Cash flow from operations has been forecasted by the company at approximately $32.5 million for 2011, based upon an estimated average natural gas price of $3.50 per Mcf for the calendar year, an estimated average oil price of $85.00 per barrel and an average 2011 production rate of approximately 6,800 boe/d.

"What has changed for 2011 is the recognition that the play is now big enough to carry itself going forward," added Morel. "Terra's focus during 2011 will continue to be on moving this play forward at an accelerated pace of development. The immediate challenge will be to unlock the tremendous upside in our Montney play, which, in turn, should unlock the potential of Terra's capital stock."
On November 15, 2010, the Company announced that it had engaged GMP Securities LP and Scotia Capital Inc., as joint financial advisors, to assist the company in raising private equity for the company's Montney operations.

"To this end, the company will be seeking new capital, from private equity sources or through possible joint venture arrangements, which will allow quicker development," said Morel. "Not simply to develop higher levels of commercial production and cash flows, but to continue de-risking the play and proving up the resource. Our ability to raise new capital by finding a partner for our Montney play will, in turn, allow Terra to direct the cash flows from our non-Montney operations towards oilier projects and towards the development of new unconventional/resource plays within our substantial land base across Alberta and British Columbia."

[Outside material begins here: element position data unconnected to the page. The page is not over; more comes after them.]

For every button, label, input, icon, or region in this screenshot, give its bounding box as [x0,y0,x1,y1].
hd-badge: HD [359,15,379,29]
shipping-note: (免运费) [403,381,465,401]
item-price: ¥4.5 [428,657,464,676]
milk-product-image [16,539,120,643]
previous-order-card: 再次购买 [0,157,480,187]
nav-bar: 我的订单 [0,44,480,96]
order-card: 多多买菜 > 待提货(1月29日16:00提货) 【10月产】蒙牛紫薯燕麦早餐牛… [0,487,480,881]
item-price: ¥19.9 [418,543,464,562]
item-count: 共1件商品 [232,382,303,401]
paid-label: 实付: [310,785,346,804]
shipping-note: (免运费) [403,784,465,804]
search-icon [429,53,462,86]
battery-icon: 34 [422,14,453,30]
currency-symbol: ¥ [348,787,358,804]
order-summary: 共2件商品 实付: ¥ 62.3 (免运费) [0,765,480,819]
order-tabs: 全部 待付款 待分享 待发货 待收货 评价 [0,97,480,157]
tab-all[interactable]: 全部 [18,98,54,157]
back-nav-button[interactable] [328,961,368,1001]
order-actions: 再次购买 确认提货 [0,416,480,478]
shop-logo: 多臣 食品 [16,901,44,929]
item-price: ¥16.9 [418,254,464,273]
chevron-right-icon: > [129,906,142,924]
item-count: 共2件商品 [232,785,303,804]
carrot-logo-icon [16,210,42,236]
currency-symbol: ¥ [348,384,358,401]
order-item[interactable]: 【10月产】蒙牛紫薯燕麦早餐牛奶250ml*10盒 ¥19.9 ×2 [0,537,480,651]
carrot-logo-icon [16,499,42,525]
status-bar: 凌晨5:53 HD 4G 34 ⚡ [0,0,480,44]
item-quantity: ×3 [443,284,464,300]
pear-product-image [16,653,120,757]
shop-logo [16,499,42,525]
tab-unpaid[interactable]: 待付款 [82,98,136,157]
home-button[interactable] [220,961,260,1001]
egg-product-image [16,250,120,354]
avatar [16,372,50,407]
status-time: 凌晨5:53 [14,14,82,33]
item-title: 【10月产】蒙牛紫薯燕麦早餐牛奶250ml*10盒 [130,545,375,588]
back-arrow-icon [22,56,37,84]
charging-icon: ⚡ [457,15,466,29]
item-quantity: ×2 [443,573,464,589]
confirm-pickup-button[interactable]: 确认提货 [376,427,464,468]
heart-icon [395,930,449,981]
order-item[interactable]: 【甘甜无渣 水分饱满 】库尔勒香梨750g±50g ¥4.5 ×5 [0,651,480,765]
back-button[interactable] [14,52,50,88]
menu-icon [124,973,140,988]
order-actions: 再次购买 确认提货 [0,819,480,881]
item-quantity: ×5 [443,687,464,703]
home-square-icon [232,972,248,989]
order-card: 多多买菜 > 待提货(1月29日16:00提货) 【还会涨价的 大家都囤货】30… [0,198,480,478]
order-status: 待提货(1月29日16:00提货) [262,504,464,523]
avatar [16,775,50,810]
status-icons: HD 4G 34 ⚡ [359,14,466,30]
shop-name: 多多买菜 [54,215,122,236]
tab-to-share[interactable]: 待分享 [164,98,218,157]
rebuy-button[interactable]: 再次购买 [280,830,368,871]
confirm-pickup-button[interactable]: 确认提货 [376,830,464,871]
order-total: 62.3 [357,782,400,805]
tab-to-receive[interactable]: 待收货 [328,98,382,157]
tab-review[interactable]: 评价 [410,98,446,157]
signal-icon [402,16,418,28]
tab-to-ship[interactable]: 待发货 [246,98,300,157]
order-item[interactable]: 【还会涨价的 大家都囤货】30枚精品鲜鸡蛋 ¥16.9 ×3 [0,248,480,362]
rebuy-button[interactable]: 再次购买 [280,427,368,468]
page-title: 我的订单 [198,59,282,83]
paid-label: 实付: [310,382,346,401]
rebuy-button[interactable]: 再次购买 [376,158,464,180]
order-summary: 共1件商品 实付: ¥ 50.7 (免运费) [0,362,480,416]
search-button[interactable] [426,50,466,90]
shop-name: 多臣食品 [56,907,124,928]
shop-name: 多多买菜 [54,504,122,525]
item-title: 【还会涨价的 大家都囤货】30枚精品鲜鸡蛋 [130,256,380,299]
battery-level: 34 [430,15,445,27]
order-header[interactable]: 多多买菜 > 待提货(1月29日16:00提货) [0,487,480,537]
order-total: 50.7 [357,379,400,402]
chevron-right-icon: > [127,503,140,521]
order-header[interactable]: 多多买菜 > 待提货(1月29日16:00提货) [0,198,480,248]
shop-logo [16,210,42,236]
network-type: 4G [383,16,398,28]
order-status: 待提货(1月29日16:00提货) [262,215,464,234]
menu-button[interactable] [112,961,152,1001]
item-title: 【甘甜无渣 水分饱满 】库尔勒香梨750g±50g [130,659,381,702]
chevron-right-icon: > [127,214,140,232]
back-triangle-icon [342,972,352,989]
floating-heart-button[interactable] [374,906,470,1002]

Successful completion of the targeted funding will certainly have a significant impact on that portion of the 2011 Capex Plan allocated towards Montney operations, and may also result in the Company re-visiting that portion of the 2011 Capex Plan allocated towards non-Montney operations. The company continues to work with its financial advisors in this regard and will provide appropriate updates to the market during the coming months.